Metaphysics may be, after all, only the art of being sure of something that is not so, and logic only the art of going wrong with confidence. Ibid.
Rhetoric takes no real account of the art in literature, and morality takes no account of the art in life. Ibid.
The faculty of wonder tires easily and a miracle which happens everyday is a miracle no longer, no matter how many times one tells oneself that it ought to be. The Desert Year, 1952.
When a wild animal is described as vicious, it usually means only that if you try to kill him he will sometimes defend himself. Ibid.
To be reminded that one is very much like other members of the animal kingdom is often funny enough, though it is never, like being compared to a machine, merely humiliating. The Best of Two Worlds, 1953.
I do not too much mind being somewhat like a cat, a dog, or even a frog, but I resent having it said that even an electronic calculator is like me. Ibid.
The cockroach and the bird were both here long before we were. Both could get along very well without us; although it is perhaps significant that of the two the cockroach would miss us the most. American Scholar, Spring, 1953.
The most materialistic of historians do not deny the influence upon a people of the land on which they live. The Voice of the Desert: A Naturalist's Interpretation, 1955.
Either love . . . is something which we share with animals or it is something which does not really exist in us. Ibid.
Sometimes it is said that Eternity must be more like Now than like anything else we can imagine. If this is so then perhaps birds live in a series of almost discontinuous eternities. And many of them seem to be eternities of Joy. The Great Chain of Life, 1956
The robin who visits his nestlings every five minutes is busy turning bugs into birds, Ibid
Field observers who have made the all-too-few classic studies of the higher mammals in freedom have shown conclusively that some of them not only protect their young but educate them in ways clearly implying a kind of awareness related to our own. Ibid.
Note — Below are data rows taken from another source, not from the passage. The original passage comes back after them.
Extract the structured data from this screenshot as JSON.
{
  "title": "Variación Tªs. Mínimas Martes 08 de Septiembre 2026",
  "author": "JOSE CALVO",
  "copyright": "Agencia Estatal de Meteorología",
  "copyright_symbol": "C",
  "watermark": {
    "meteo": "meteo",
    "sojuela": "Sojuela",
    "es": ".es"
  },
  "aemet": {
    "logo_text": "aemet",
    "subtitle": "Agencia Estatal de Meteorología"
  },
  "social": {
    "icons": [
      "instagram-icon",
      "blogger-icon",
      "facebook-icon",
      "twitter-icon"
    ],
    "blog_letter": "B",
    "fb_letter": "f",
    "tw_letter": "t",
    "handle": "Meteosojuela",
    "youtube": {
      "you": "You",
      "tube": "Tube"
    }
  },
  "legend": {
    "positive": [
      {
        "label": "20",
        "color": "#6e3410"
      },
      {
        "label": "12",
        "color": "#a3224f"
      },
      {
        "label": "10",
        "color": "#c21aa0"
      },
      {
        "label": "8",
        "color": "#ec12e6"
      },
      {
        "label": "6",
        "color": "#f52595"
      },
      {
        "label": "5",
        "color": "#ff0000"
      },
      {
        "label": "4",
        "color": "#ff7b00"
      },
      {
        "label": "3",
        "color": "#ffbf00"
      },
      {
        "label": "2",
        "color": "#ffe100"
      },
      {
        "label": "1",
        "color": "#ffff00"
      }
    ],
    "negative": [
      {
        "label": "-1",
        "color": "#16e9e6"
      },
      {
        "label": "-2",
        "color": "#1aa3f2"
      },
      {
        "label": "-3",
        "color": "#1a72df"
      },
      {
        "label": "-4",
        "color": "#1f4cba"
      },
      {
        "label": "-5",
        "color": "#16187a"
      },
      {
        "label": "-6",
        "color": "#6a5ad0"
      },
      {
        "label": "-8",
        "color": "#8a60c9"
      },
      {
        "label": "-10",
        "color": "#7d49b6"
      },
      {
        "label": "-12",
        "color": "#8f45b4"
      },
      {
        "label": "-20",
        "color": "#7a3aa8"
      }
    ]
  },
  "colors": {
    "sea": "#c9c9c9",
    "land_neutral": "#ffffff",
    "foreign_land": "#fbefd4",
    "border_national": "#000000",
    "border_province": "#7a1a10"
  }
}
It must have been only a few thousand years ago that men developed a language capable of conveying any practically useful information as precise as that used by the bee when he tells his fellows how to find a good pasture he has discovered. Ibid.
No vertebrate animal is more than hunter and storer but many lower creatures are. Many of the domestic arts had been elaborately evolved by insects and become complex "cultures" millions of years before man or any of his direct ancestors invented the simplest techniques to make his manner of getting a living very different from that of the mere beast of prey. Ibid.
One of the most important, one of the most fateful developments of thought during the last few centuries has been that which stresses the closer and closer identity of human with animal nature, Ibid.
If we are ever to regain a respect for ourselves it may be that we shall regain it by the discovery that the animals themselves exhibit, in rudimentary form, some of the very characteristics and capacities whose existence in ourselves we had come to doubt because we had convinced ourselves that they did not exist in the creatures we assumed to be our ancestors. Ibid.
Even if man is no more than an animal, the animal may be more than we once thought him. Ibid.
Evolution implies development, not the sudden appearance of something totally new, Ibid.
Literally nothing is wasted. Everything nourishes something else until the bacteria finally get hold of it and return it to the soil after breaking it down once more into inorganic compounds which no animal could eat but which plants can again transform into protein. Ibid.
Hamlet shared the ancient delusion that decently buried men become the food of maggots, though actually, "the devouring worm" cannot reach them. But he had, in general, the right idea when he exclaimed: "A man may fish with the worm that hath eat of a king, and eat of the fish that hath fed of that worm." Ibid.